Phosphatidylinositol turnover in mitogen-activated lymphocytes. Suppression by low-density lipoproteins

Abstract

Low-density (LD) lipoproteins inhibit phytohaemagglutinin-enhanced turnover of phosphatidylinositol in human peripheral lymphocytes. Turnover was assessed by 32P incorporation into phospholipids and by loss of 32P from [32P]phosphatidylinositol. Inhibition of lipid turnover by LD lipoproteins is not the result of a change in the amount of phytohaemagglutinin required for maximum cellular response. Neither phytohaemagglutinin nor LD lipoproteins influence 32P incorporation into phosphatidylethanolamine and phosphatidylcholine during the first 60min after mitogenic challenge. The extent of inhibition of phosphatidylinositol turnover by LD lipoproteins depends on the concentration of LD lipoproteins present in the incubation medium: 50% of maximum inhibition occurs at a low-density-lipoprotein protein concentration of 33μg/ml and maximum inhibition occurs at low-density-lipoprotein protein concentrations above 100μg/ml. Phytohaemagglutinin stimulates 32P incorporation into phosphatidylinositol, phosphatidylinositol phosphate and phosphatidylinositol bisphosphate. However, LD lipoproteins abolish 32P incorporation into phosphatidylinositol without affecting incorporation into phosphatidylinositol phosphate and phosphatidylinositol bisphosphate. The ability of LD lipoproteins to inhibit phytohaemagglutinin-induced phosphatidylinositol turnover is mimicked by EGTA. Furthermore, inhibition of LD lipoproteins by phytohaemagglutinin-induced 32P incorporation into phosphatidylinositol correlates directly with inhibition by LD lipoproteins of Ca2+ accumulation.

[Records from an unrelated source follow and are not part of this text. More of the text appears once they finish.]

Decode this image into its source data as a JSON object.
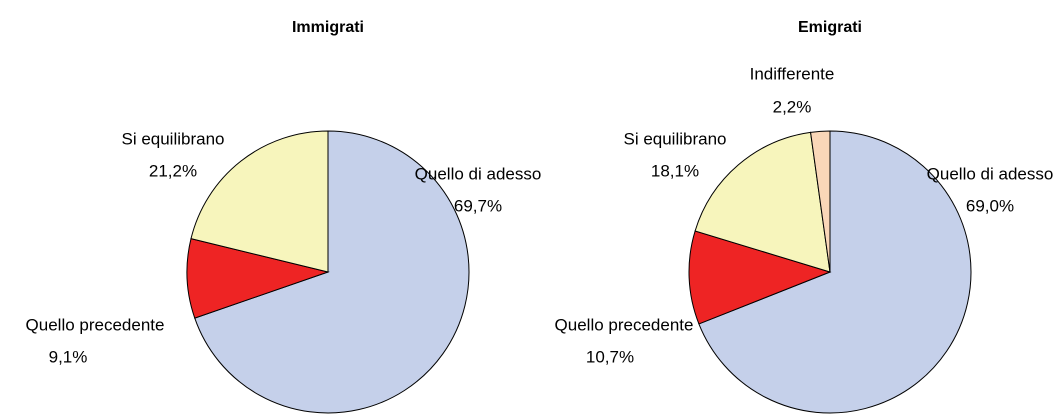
{
  "chart_data": [
    {
      "type": "pie",
      "title": "Immigrati",
      "categories": [
        "Quello di adesso",
        "Quello precedente",
        "Si equilibrano"
      ],
      "values": [
        69.7,
        9.1,
        21.2
      ],
      "value_labels": [
        "69,7%",
        "9,1%",
        "21,2%"
      ],
      "colors": [
        "#c5d0ea",
        "#ee2424",
        "#f7f5bc"
      ]
    },
    {
      "type": "pie",
      "title": "Emigrati",
      "categories": [
        "Quello di adesso",
        "Quello precedente",
        "Si equilibrano",
        "Indifferente"
      ],
      "values": [
        69.0,
        10.7,
        18.1,
        2.2
      ],
      "value_labels": [
        "69,0%",
        "10,7%",
        "18,1%",
        "2,2%"
      ],
      "colors": [
        "#c5d0ea",
        "#ee2424",
        "#f7f5bc",
        "#fad7b8"
      ]
    }
  ]
}
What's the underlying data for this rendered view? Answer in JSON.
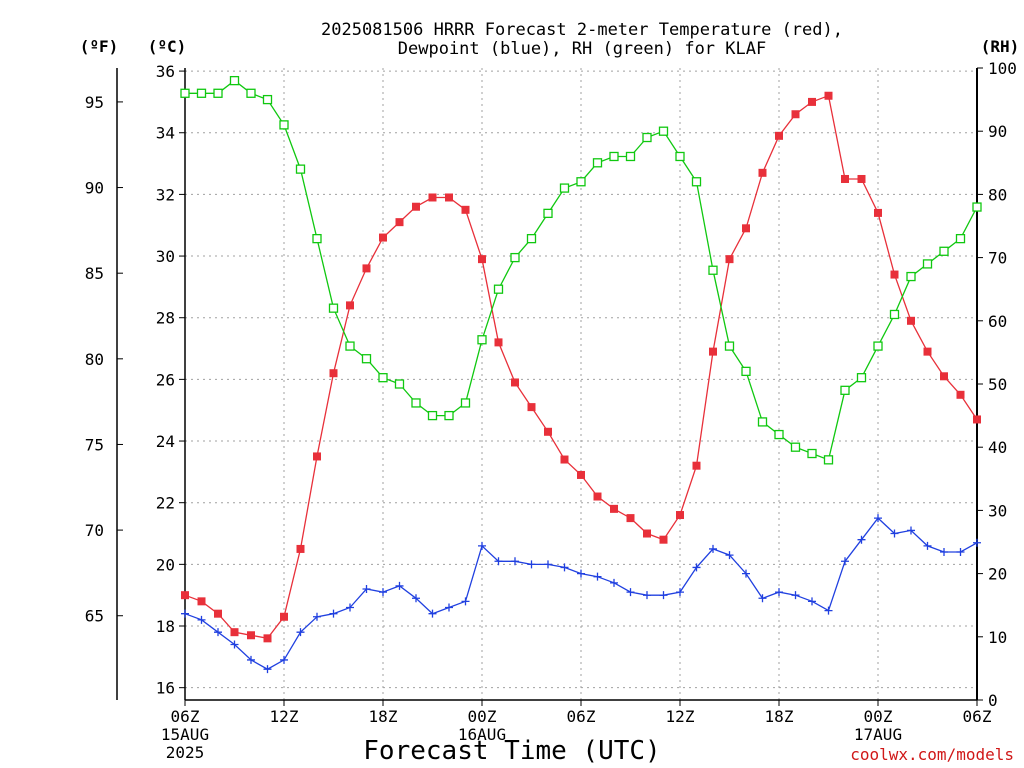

These results suggest that Ca2+ accumulation and turnover of phosphatidylinositol are coupled responses in lymphocytes challenged by mitogens. The step in phosphatidylinositol metabolism that is sensitive to LD lipoproteins and, by inference, that is coupled to Ca2+ accumulation is release of [32P]phosphoinositol from phosphatidylinositol.